At 27, Still was in a worship service at Chestnut Grove Baptist Church in Grayson where Steve Foster, now an evangelism consultant for the Georgia Baptist Mission Board, was preaching.

“The Lord convicted me of sin, and I went to the altar to pray,” she said. “That’s when I made Jesus Lord of my life.”

A year later, Still left her job at Kmart and became a state missionary for the Georgia Baptist Convention, working in accounting.

“I had been in church since I was a child,” she said. “I was there every time the doors were open. It was my safe place. But I had never imaged I’d get to make missions a vocation.”

The Lord had begun preparing Still for her role at the Mission Board when, during high school, she became a cashier at Kmart.

“It was supposed to be temporary, but it became very permanent,” she said. “I worked in lots of positions in my 11 years there, including customer service, layaway, returns, cash room, office manager, human resources and as a buyer.”

All of those responsibilities prepared her for what would become her ministry at the Mission Board.

While at Kmart, Still was longing for a Christian work environment, and one of her church friends told her about a position in the Mission Board’s accounting office. She applied.

“I had gone through the interview process, and I didn’t hear anything for a long time,” she said. “I thought I hadn’t gotten the job. Then, one day when I got home from work, there was a message on my answering machine telling me I had gotten the job.”

That was 25 years ago.

“I called Kmart my Egypt,” she said. “God had called me out of Egypt into the Promised Land. As a child, I had always wanted to be a missionary. And even though I work in an office and not out in the field, I am still a missionary.”

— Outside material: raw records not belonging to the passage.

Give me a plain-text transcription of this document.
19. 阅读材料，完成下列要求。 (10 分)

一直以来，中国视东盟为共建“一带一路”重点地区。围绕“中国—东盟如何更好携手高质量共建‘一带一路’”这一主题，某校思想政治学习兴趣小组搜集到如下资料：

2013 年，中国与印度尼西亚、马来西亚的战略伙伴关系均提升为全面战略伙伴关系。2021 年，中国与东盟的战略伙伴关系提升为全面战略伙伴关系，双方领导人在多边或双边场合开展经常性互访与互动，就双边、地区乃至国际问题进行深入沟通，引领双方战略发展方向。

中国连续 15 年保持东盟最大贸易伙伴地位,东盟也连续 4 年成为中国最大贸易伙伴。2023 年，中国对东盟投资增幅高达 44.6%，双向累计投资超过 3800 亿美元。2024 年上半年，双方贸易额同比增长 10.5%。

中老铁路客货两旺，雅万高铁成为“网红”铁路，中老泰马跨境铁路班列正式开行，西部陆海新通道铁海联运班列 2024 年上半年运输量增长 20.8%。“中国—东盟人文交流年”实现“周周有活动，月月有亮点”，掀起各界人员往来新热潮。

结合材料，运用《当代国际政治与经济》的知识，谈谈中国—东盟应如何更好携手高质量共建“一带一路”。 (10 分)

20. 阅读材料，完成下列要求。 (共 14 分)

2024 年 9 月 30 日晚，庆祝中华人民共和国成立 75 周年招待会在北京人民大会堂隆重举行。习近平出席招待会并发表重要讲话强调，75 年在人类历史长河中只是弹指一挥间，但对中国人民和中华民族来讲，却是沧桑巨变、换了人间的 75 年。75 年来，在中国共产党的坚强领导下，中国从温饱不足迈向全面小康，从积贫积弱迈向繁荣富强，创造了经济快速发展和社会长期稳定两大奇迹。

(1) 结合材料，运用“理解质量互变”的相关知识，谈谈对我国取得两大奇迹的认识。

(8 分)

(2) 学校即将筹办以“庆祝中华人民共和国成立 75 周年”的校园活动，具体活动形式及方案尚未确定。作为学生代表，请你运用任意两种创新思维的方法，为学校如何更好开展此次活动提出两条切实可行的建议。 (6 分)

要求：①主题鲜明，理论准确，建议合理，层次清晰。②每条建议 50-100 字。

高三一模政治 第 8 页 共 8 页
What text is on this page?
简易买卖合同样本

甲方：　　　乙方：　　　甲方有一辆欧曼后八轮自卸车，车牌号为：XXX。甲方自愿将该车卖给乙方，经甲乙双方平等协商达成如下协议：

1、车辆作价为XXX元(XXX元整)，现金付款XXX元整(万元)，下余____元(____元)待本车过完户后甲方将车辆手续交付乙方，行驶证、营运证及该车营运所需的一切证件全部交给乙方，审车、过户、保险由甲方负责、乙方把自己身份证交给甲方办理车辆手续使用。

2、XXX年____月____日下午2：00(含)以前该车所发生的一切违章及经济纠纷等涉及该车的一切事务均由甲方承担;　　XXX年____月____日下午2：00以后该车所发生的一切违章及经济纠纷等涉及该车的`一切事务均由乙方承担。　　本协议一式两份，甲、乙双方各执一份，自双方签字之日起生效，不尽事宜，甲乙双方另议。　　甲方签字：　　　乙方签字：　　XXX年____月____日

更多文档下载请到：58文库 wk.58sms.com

Even in the new role, Still continued to wrestle with her weight.

“I had doctors tell me, ‘if you don’t lose weight you’ll die,’” Still said. “I wanted to live. I wanted to have a better life.”

Still decided to undergo gastric bypass surgery to become the person she felt the Lord wanted her to be.

“The weight loss has definitely increased my energy levels,” she said. “I’ve had to depend on God to help me not to go back to food as a coping mechanism. I have learned I don’t have to overeat to be happy. I have learned what ‘everything in moderation’ means.”

Jill Johnson, another of Still’s co-workers and one of her chief encouragers, said Still’s resolve to become healthy has been nothing short of remarkable.

“Marie has been on a difficult journey, but she has faced it with determination and faith – determination to get the job done and faith to prepare her with the tools to complete the job,” Johnson said.

Still said she is now ready to share with others how God has worked in her life.

“It is still a daily challenge,” she said. “Overeating is just like any other sin that so easily besets us. Getting past it is a matter of dying to self every day.”